Posted tagged ‘colored leaves’

“I hope nobody took the Razzle Dazzle Rose.”

September 25, 2015

Fall weather has taken hold. The days are sunny and warm while the nights are chilly, even cold. I put on a sweatshirt when I woke up this morning. The house was 67˚. If this were winter, my heat would be blasting. I have errands today, and I’m glad because it is a lovely day to be out and about.

When I was young, the nun would pass out papers with outlines of leaves for us to color. In those days the points of the crayons got blunt which make staying in the lines difficult. You had to attack the leaf with the side of the crayon, not where the point used to be. My leaves were red and yellow. I think everyone’s leaves were red and yellow. I remember carrying my treasure home and how proud I was of my art work. I especially remember how much my mother loved those leaves. She made me feel like a real artist and never did mention I went out of the lines.

Crayola crayons were the best of all. I’d get a box to go back to school and a bigger box, the wonderful 48 brilliant colors with the built in sharpener, in my Christmas stocking. When I was really young, I just called the colors red, blue or green. To differentiate, I’d just say light blue or dark red. I didn’t know names like cerulean or turquoise blue. Raw sienna totally threw me. There were so many reds you couldn’t keep track. Light red, dark red and just plain red weren’t enough. There was brick red and Indian red and maroon, my dark red’s real name.

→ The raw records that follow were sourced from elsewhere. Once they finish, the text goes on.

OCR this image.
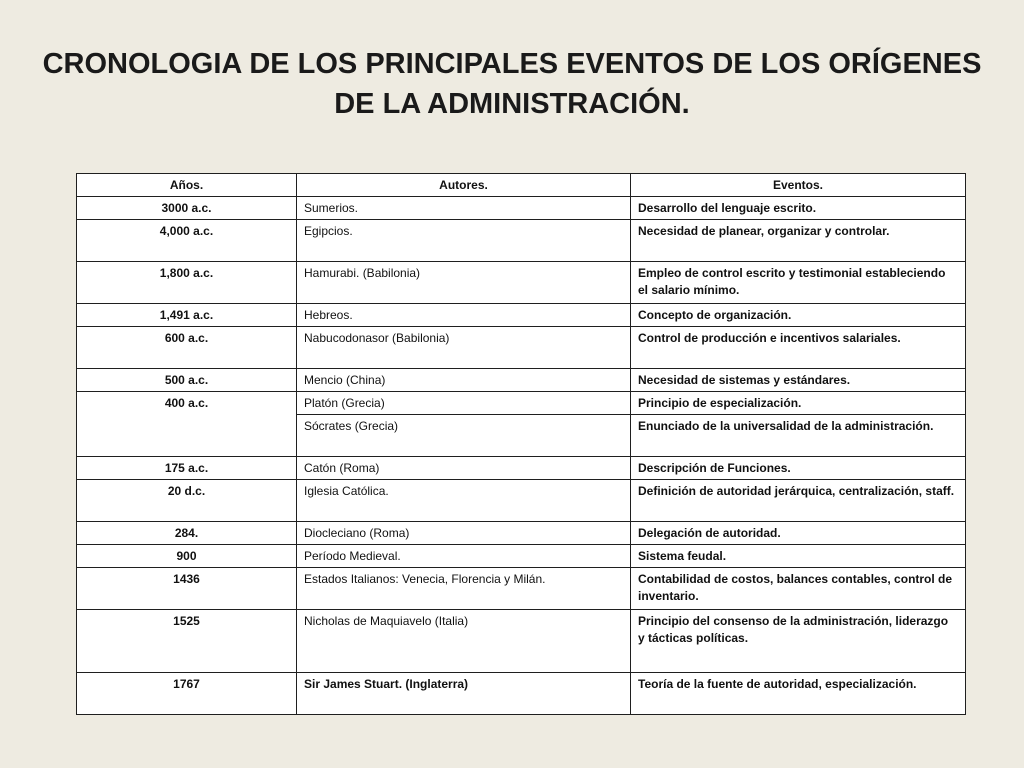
CRONOLOGIA DE LOS PRINCIPALES EVENTOS DE LOS ORÍGENES
DE LA ADMINISTRACIÓN.
Años.	Autores.	Eventos.
3000 a.c.	Sumerios.	Desarrollo del lenguaje escrito.
4,000 a.c.	Egipcios.	Necesidad de planear, organizar y controlar.
1,800 a.c.	Hamurabi. (Babilonia)	Empleo de control escrito y testimonial estableciendo el salario mínimo.
1,491 a.c.	Hebreos.	Concepto de organización.
600 a.c.	Nabucodonasor (Babilonia)	Control de producción e incentivos salariales.
500 a.c.	Mencio (China)	Necesidad de sistemas y estándares.
400 a.c.	Platón (Grecia)	Principio de especialización.
	Sócrates (Grecia)	Enunciado de la universalidad de la administración.
175 a.c.	Catón (Roma)	Descripción de Funciones.
20 d.c.	Iglesia Católica.	Definición de autoridad jerárquica, centralización, staff.
284.	Diocleciano (Roma)	Delegación de autoridad.
900	Período Medieval.	Sistema feudal.
1436	Estados Italianos: Venecia, Florencia y Milán.	Contabilidad de costos, balances contables, control de inventario.
1525	Nicholas de Maquiavelo (Italia)	Principio del consenso de la administración, liderazgo y tácticas políticas.
1767	Sir James Stuart. (Inglaterra)	Teoría de la fuente de autoridad, especialización.
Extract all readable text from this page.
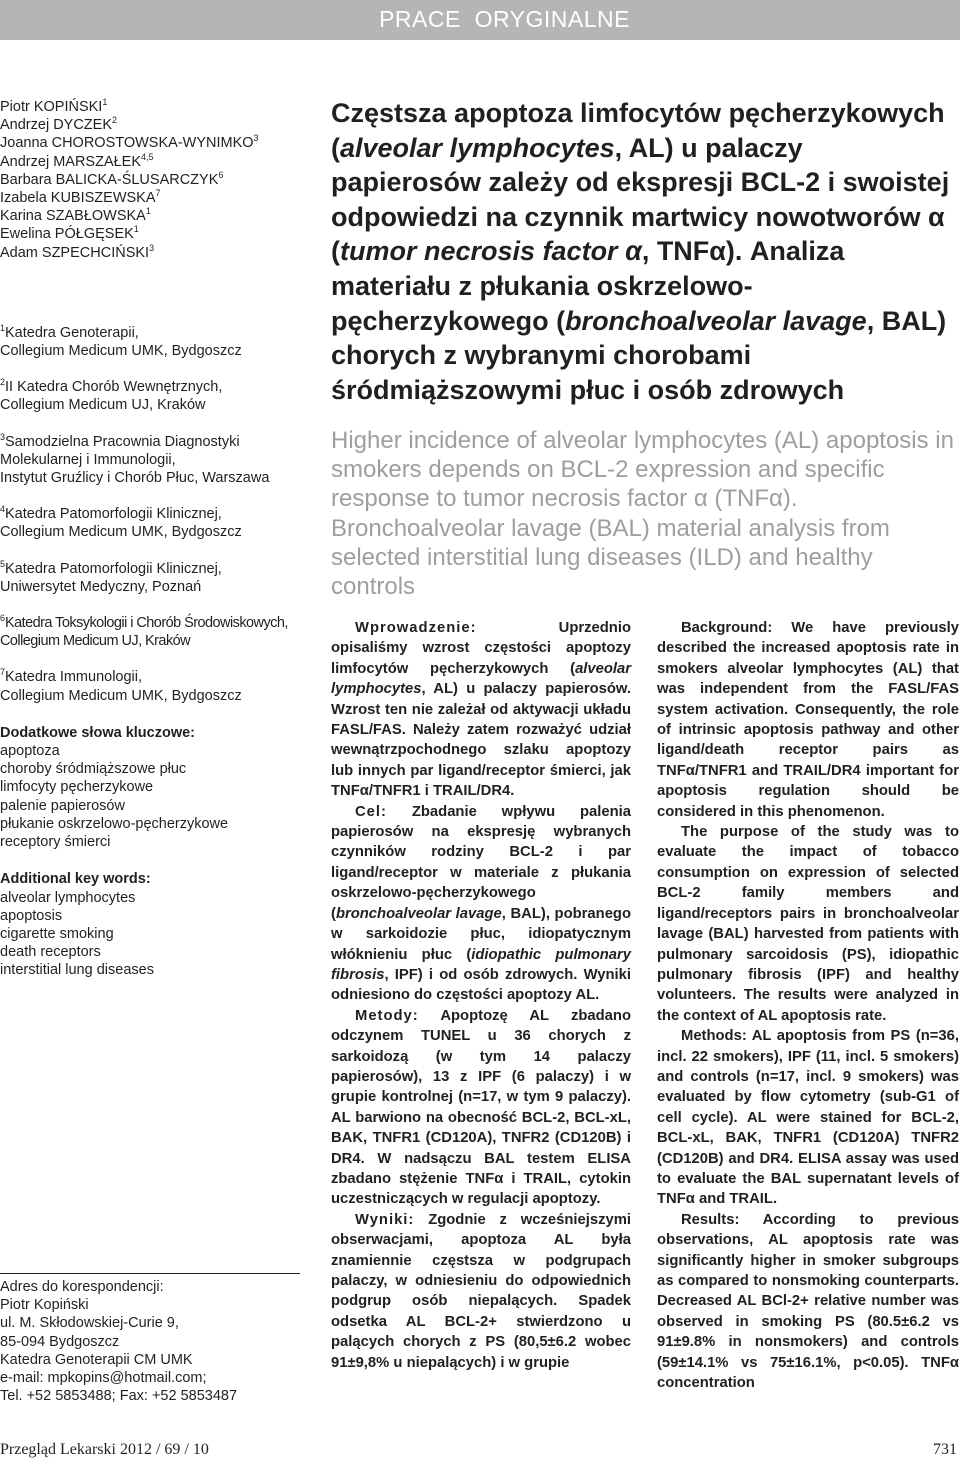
PRACE  ORYGINALNE
Piotr KOPIŃSKI$^1$
Andrzej DYCZEK$^2$
Joanna CHOROSTOWSKA-WYNIMKO$^3$
Andrzej MARSZAŁEK$^{4,5}$
Barbara BALICKA-ŚLUSARCZYK$^6$
Izabela KUBISZEWSKA$^7$
Karina SZABŁOWSKA$^1$
Ewelina PÓŁGĘSEK$^1$
Adam SZPECHCIŃSKI$^3$
$^1$Katedra Genoterapii,
Collegium Medicum UMK, Bydgoszcz
$^2$II Katedra Chorób Wewnętrznych,
Collegium Medicum UJ, Kraków
$^3$Samodzielna Pracownia Diagnostyki
Molekularnej i Immunologii,
Instytut Gruźlicy i Chorób Płuc, Warszawa
$^4$Katedra Patomorfologii Klinicznej,
Collegium Medicum UMK, Bydgoszcz
$^5$Katedra Patomorfologii Klinicznej,
Uniwersytet Medyczny, Poznań
$^6$Katedra Toksykologii i Chorób Środowiskowych,
Collegium Medicum UJ, Kraków
$^7$Katedra Immunologii,
Collegium Medicum UMK, Bydgoszcz
Dodatkowe słowa kluczowe:
apoptoza
choroby śródmiąższowe płuc
limfocyty pęcherzykowe
palenie papierosów
płukanie oskrzelowo-pęcherzykowe
receptory śmierci
Additional key words:
alveolar lymphocytes
apoptosis
cigarette smoking
death receptors
interstitial lung diseases
Adres do korespondencji:
Piotr Kopiński
ul. M. Skłodowskiej-Curie 9,
85-094 Bydgoszcz
Katedra Genoterapii CM UMK
e-mail: mpkopins@hotmail.com;
Tel. +52 5853488; Fax: +52 5853487
Częstsza apoptoza limfocytów pęcherzykowych (alveolar lymphocytes, AL) u palaczy papierosów zależy od ekspresji BCL-2 i swoistej odpowiedzi na czynnik martwicy nowotworów α (tumor necrosis factor α, TNFα). Analiza materiału z płukania oskrzelowo-pęcherzykowego (bronchoalveolar lavage, BAL) chorych z wybranymi chorobami śródmiąższowymi płuc i osób zdrowych
Higher incidence of alveolar lymphocytes (AL) apoptosis in smokers depends on BCL-2 expression and specific response to tumor necrosis factor α (TNFα). Bronchoalveolar lavage (BAL) material analysis from selected interstitial lung diseases (ILD) and healthy controls

Wprowadzenie: Uprzednio opisaliśmy wzrost częstości apoptozy limfocytów pęcherzykowych (alveolar lymphocytes, AL) u palaczy papierosów. Wzrost ten nie zależał od aktywacji układu FASL/FAS. Należy zatem rozważyć udział wewnątrzpochodnego szlaku apoptozy lub innych par ligand/receptor śmierci, jak TNFα/TNFR1 i TRAIL/DR4.

Cel: Zbadanie wpływu palenia papierosów na ekspresję wybranych czynników rodziny BCL-2 i par ligand/receptor w materiale z płukania oskrzelowo-pęcherzykowego (bronchoalveolar lavage, BAL), pobranego w sarkoidozie płuc, idiopatycznym włóknieniu płuc (idiopathic pulmonary fibrosis, IPF) i od osób zdrowych. Wyniki odniesiono do częstości apoptozy AL.

Metody: Apoptozę AL zbadano odczynem TUNEL u 36 chorych z sarkoidozą (w tym 14 palaczy papierosów), 13 z IPF (6 palaczy) i w grupie kontrolnej (n=17, w tym 9 palaczy). AL barwiono na obecność BCL-2, BCL-xL, BAK, TNFR1 (CD120A), TNFR2 (CD120B) i DR4. W nadsączu BAL testem ELISA zbadano stężenie TNFα i TRAIL, cytokin uczestniczących w regulacji apoptozy.

Wyniki: Zgodnie z wcześniejszymi obserwacjami, apoptoza AL była znamiennie częstsza w podgrupach palaczy, w odniesieniu do odpowiednich podgrup osób niepalących. Spadek odsetka AL BCL-2+ stwierdzono u palących chorych z PS (80,5±6.2 wobec 91±9,8% u niepalących) i w grupie

Background: We have previously described the increased apoptosis rate in smokers alveolar lymphocytes (AL) that was independent from the FASL/FAS system activation. Consequently, the role of intrinsic apoptosis pathway and other ligand/death receptor pairs as TNFα/TNFR1 and TRAIL/DR4 important for apoptosis regulation should be considered in this phenomenon.

The purpose of the study was to evaluate the impact of tobacco consumption on expression of selected BCL-2 family members and ligand/receptors pairs in bronchoalveolar lavage (BAL) harvested from patients with pulmonary sarcoidosis (PS), idiopathic pulmonary fibrosis (IPF) and healthy volunteers. The results were analyzed in the context of AL apoptosis rate.

Methods: AL apoptosis from PS (n=36, incl. 22 smokers), IPF (11, incl. 5 smokers) and controls (n=17, incl. 9 smokers) was evaluated by flow cytometry (sub-G1 of cell cycle). AL were stained for BCL-2, BCL-xL, BAK, TNFR1 (CD120A) TNFR2 (CD120B) and DR4. ELISA assay was used to evaluate the BAL supernatant levels of TNFα and TRAIL.

Results: According to previous observations, AL apoptosis rate was significantly higher in smoker subgroups as compared to nonsmoking counterparts. Decreased AL BCl-2+ relative number was observed in smoking PS (80.5±6.2 vs 91±9.8% in nonsmokers) and controls (59±14.1% vs 75±16.1%, p<0.05). TNFα concentration

Przegląd Lekarski 2012 / 69 / 10	731
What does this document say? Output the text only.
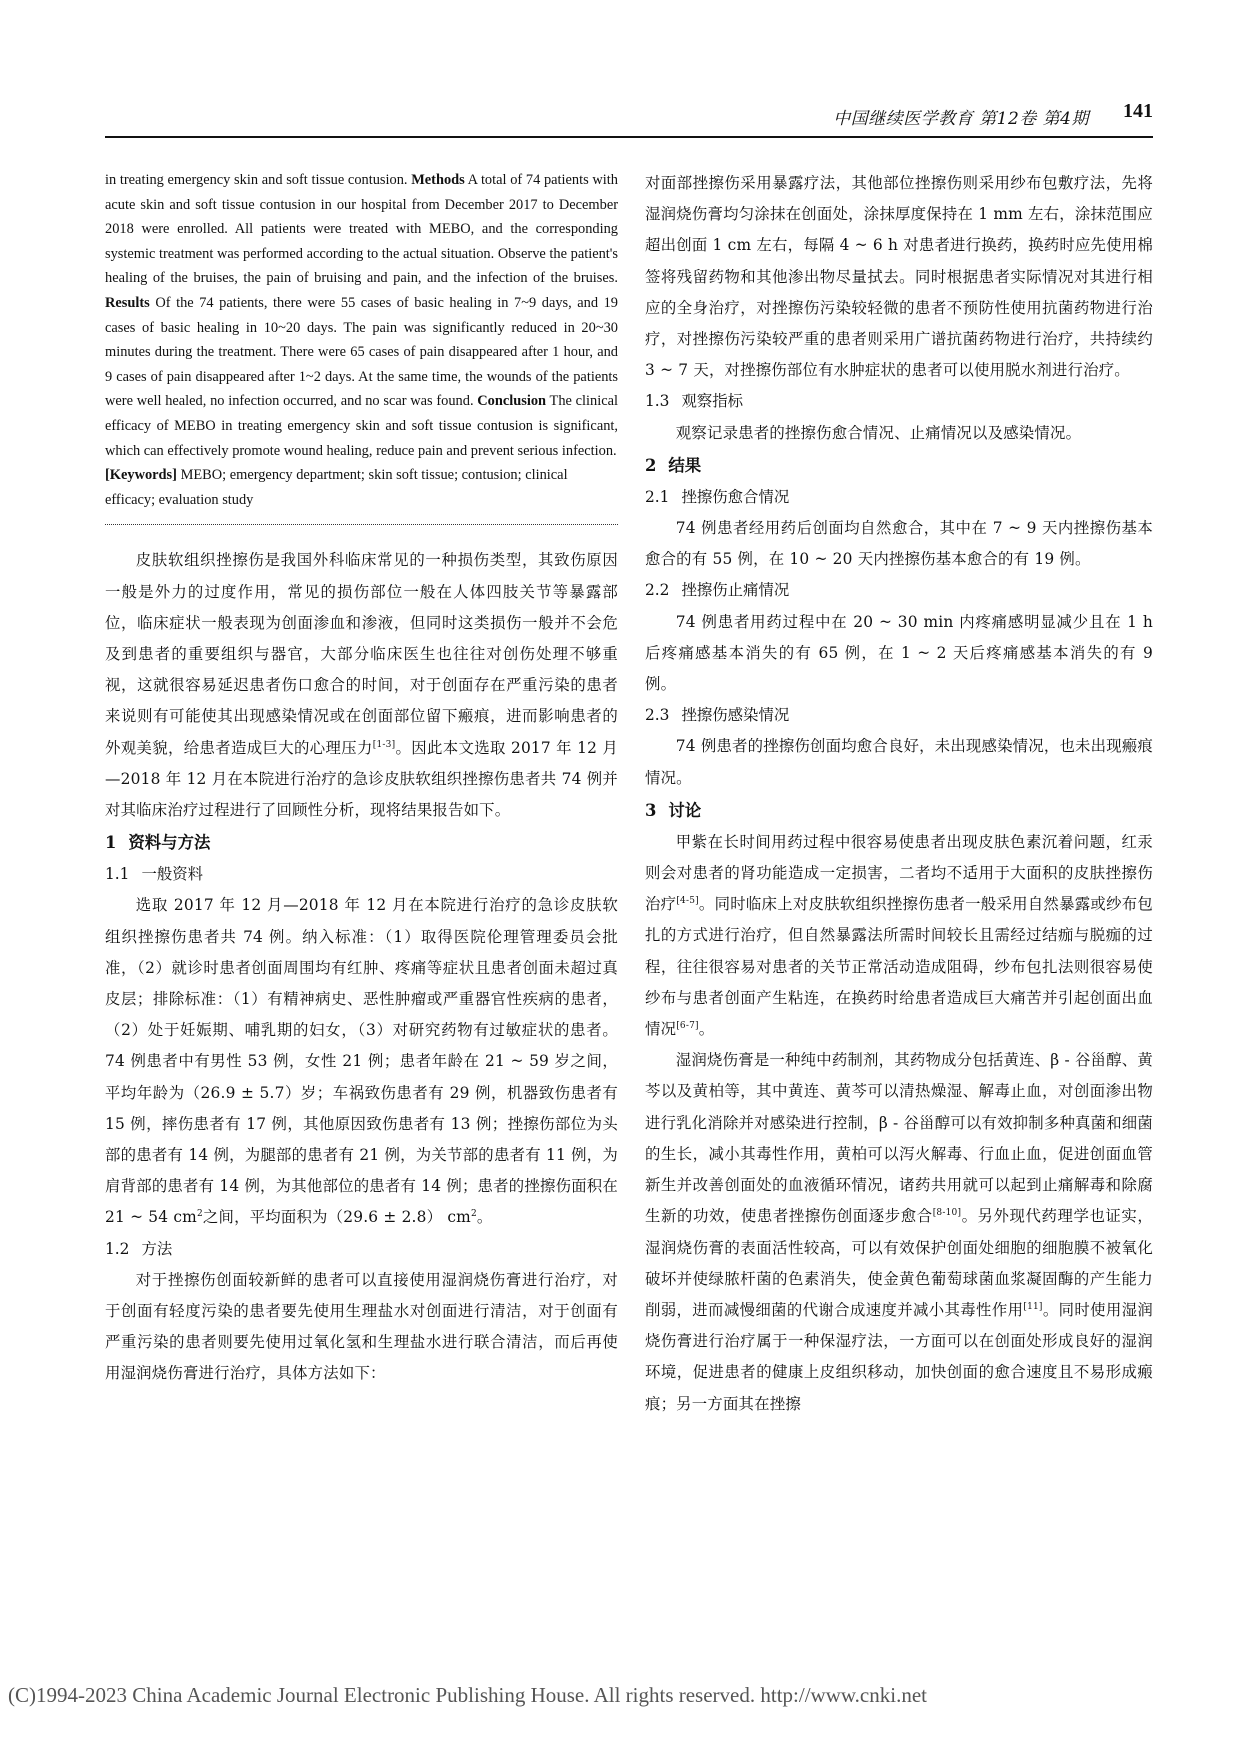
中国继续医学教育 第12卷 第4期 141

in treating emergency skin and soft tissue contusion. Methods A total of 74 patients with acute skin and soft tissue contusion in our hospital from December 2017 to December 2018 were enrolled. All patients were treated with MEBO, and the corresponding systemic treatment was performed according to the actual situation. Observe the patient's healing of the bruises, the pain of bruising and pain, and the infection of the bruises. Results Of the 74 patients, there were 55 cases of basic healing in 7~9 days, and 19 cases of basic healing in 10~20 days. The pain was significantly reduced in 20~30 minutes during the treatment. There were 65 cases of pain disappeared after 1 hour, and 9 cases of pain disappeared after 1~2 days. At the same time, the wounds of the patients were well healed, no infection occurred, and no scar was found. Conclusion The clinical efficacy of MEBO in treating emergency skin and soft tissue contusion is significant, which can effectively promote wound healing, reduce pain and prevent serious infection.

[Keywords] MEBO; emergency department; skin soft tissue; contusion; clinical efficacy; evaluation study

皮肤软组织挫擦伤是我国外科临床常见的一种损伤类型，其致伤原因一般是外力的过度作用，常见的损伤部位一般在人体四肢关节等暴露部位，临床症状一般表现为创面渗血和渗液，但同时这类损伤一般并不会危及到患者的重要组织与器官，大部分临床医生也往往对创伤处理不够重视，这就很容易延迟患者伤口愈合的时间，对于创面存在严重污染的患者来说则有可能使其出现感染情况或在创面部位留下瘢痕，进而影响患者的外观美貌，给患者造成巨大的心理压力[1-3]。因此本文选取 2017 年 12 月—2018 年 12 月在本院进行治疗的急诊皮肤软组织挫擦伤患者共 74 例并对其临床治疗过程进行了回顾性分析，现将结果报告如下。

1 资料与方法

1.1 一般资料

选取 2017 年 12 月—2018 年 12 月在本院进行治疗的急诊皮肤软组织挫擦伤患者共 74 例。纳入标准：（1）取得医院伦理管理委员会批准，（2）就诊时患者创面周围均有红肿、疼痛等症状且患者创面未超过真皮层；排除标准：（1）有精神病史、恶性肿瘤或严重器官性疾病的患者，（2）处于妊娠期、哺乳期的妇女，（3）对研究药物有过敏症状的患者。74 例患者中有男性 53 例，女性 21 例；患者年龄在 21 ~ 59 岁之间，平均年龄为（26.9 ± 5.7）岁；车祸致伤患者有 29 例，机器致伤患者有 15 例，摔伤患者有 17 例，其他原因致伤患者有 13 例；挫擦伤部位为头部的患者有 14 例，为腿部的患者有 21 例，为关节部的患者有 11 例，为肩背部的患者有 14 例，为其他部位的患者有 14 例；患者的挫擦伤面积在 21 ~ 54 $cm^2$之间，平均面积为（29.6 ± 2.8） $cm^2$。

1.2 方法

对于挫擦伤创面较新鲜的患者可以直接使用湿润烧伤膏进行治疗，对于创面有轻度污染的患者要先使用生理盐水对创面进行清洁，对于创面有严重污染的患者则要先使用过氧化氢和生理盐水进行联合清洁，而后再使用湿润烧伤膏进行治疗，具体方法如下：

对面部挫擦伤采用暴露疗法，其他部位挫擦伤则采用纱布包敷疗法，先将湿润烧伤膏均匀涂抹在创面处，涂抹厚度保持在 1 mm 左右，涂抹范围应超出创面 1 cm 左右，每隔 4 ~ 6 h 对患者进行换药，换药时应先使用棉签将残留药物和其他渗出物尽量拭去。同时根据患者实际情况对其进行相应的全身治疗，对挫擦伤污染较轻微的患者不预防性使用抗菌药物进行治疗，对挫擦伤污染较严重的患者则采用广谱抗菌药物进行治疗，共持续约 3 ~ 7 天，对挫擦伤部位有水肿症状的患者可以使用脱水剂进行治疗。

1.3 观察指标

观察记录患者的挫擦伤愈合情况、止痛情况以及感染情况。

2 结果

2.1 挫擦伤愈合情况

74 例患者经用药后创面均自然愈合，其中在 7 ~ 9 天内挫擦伤基本愈合的有 55 例，在 10 ~ 20 天内挫擦伤基本愈合的有 19 例。

2.2 挫擦伤止痛情况

74 例患者用药过程中在 20 ~ 30 min 内疼痛感明显减少且在 1 h 后疼痛感基本消失的有 65 例，在 1 ~ 2 天后疼痛感基本消失的有 9 例。

2.3 挫擦伤感染情况

74 例患者的挫擦伤创面均愈合良好，未出现感染情况，也未出现瘢痕情况。

3 讨论

甲紫在长时间用药过程中很容易使患者出现皮肤色素沉着问题，红汞则会对患者的肾功能造成一定损害，二者均不适用于大面积的皮肤挫擦伤治疗[4-5]。同时临床上对皮肤软组织挫擦伤患者一般采用自然暴露或纱布包扎的方式进行治疗，但自然暴露法所需时间较长且需经过结痂与脱痂的过程，往往很容易对患者的关节正常活动造成阻碍，纱布包扎法则很容易使纱布与患者创面产生粘连，在换药时给患者造成巨大痛苦并引起创面出血情况[6-7]。

湿润烧伤膏是一种纯中药制剂，其药物成分包括黄连、β - 谷甾醇、黄芩以及黄柏等，其中黄连、黄芩可以清热燥湿、解毒止血，对创面渗出物进行乳化消除并对感染进行控制，β - 谷甾醇可以有效抑制多种真菌和细菌的生长，减小其毒性作用，黄柏可以泻火解毒、行血止血，促进创面血管新生并改善创面处的血液循环情况，诸药共用就可以起到止痛解毒和除腐生新的功效，使患者挫擦伤创面逐步愈合[8-10]。另外现代药理学也证实，湿润烧伤膏的表面活性较高，可以有效保护创面处细胞的细胞膜不被氧化破坏并使绿脓杆菌的色素消失，使金黄色葡萄球菌血浆凝固酶的产生能力削弱，进而减慢细菌的代谢合成速度并减小其毒性作用[11]。同时使用湿润烧伤膏进行治疗属于一种保湿疗法，一方面可以在创面处形成良好的湿润环境，促进患者的健康上皮组织移动，加快创面的愈合速度且不易形成瘢痕；另一方面其在挫擦

(C)1994-2023 China Academic Journal Electronic Publishing House. All rights reserved. http://www.cnki.net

I had a certain artistic style. The yellow sun always had rays coming out from the whole circle. Girls had turned up hair and boys just had a little on the top. Their hair was always brown. I’d put a skirt on the girls which looked liked a funnel. The boys just had stick legs. I don’t know why I didn’t add pants. My flowers were petals of different colors and each had a long green stem coming from the green grass. The trees had bare branches and were almost stick figures.

I never did get good at drawing. I suspect that if I were given a 64 pack of crayons, I’d start with a bright yellow sun with rays extending from the whole circle. It wouldn’t be lemon yellow or green yellow or orange yellow. Nope, mine would just be plain old yellow.

“I did NOT have three thousand pairs of shoes, I had one thousand and sixty.”

October 17, 2014

We are still in that warm cycle of weather. I have my front door and a couple of windows opened. It rained all Tuesday night and most of yesterday. Lots of leaves fell in the wind so the lawns and sides of the streets are multi-colored. Today is sunny and a bit breezy. The streets are drying.

Getting a new pair of shoes was a big deal. Usually I’d get two new pairs a year: one for back to school and one for Easter. My school shoes were always sturdy and practical while my Easter shoes were dressy, sometimes patent leather. After Easter, they’d morph into church and special occasion shoes. I never wore my school shoes anywhere but to school because they were expected to last the whole year. In late August my mother would herd us all to the shoe store. Until it was my turn, I’d wander the store looking at the shoes on the racks. If I found a pair I liked, I’d bring one shoe to my mother who would decide whether or not I could try that pair on. Back then, most of the shoes were tie shoes and sturdy didn’t usually mean fashionable, but I was young enough not to care about fashion. My mother stretched her budget and bought expensive shoes for us because they were more likely to last. I remember Buster Brown and his dog Tige and the picture of them on the inside heel of the shoe. I never did question the long hair and the funny cap. That was just Buster Brown.

I loved looking at my feet in the x-ray machine and having the shoe salesman measure them with that silver slide. He’d sit on the odd-looking stool which was close to the floor and close to feet. It had a front part where you put your foot to be measured and where the man would put the shoes on your feet when it came to trying on the new pair.

I walked up and down the length of the store to decide if the shoes felt good on my feet. I’d also stop at the foot mirror to see how they looked. If they passed both tests, my mother would buy them for me. I was thrilled to carry my new shoes home. They made me feel proud somehow.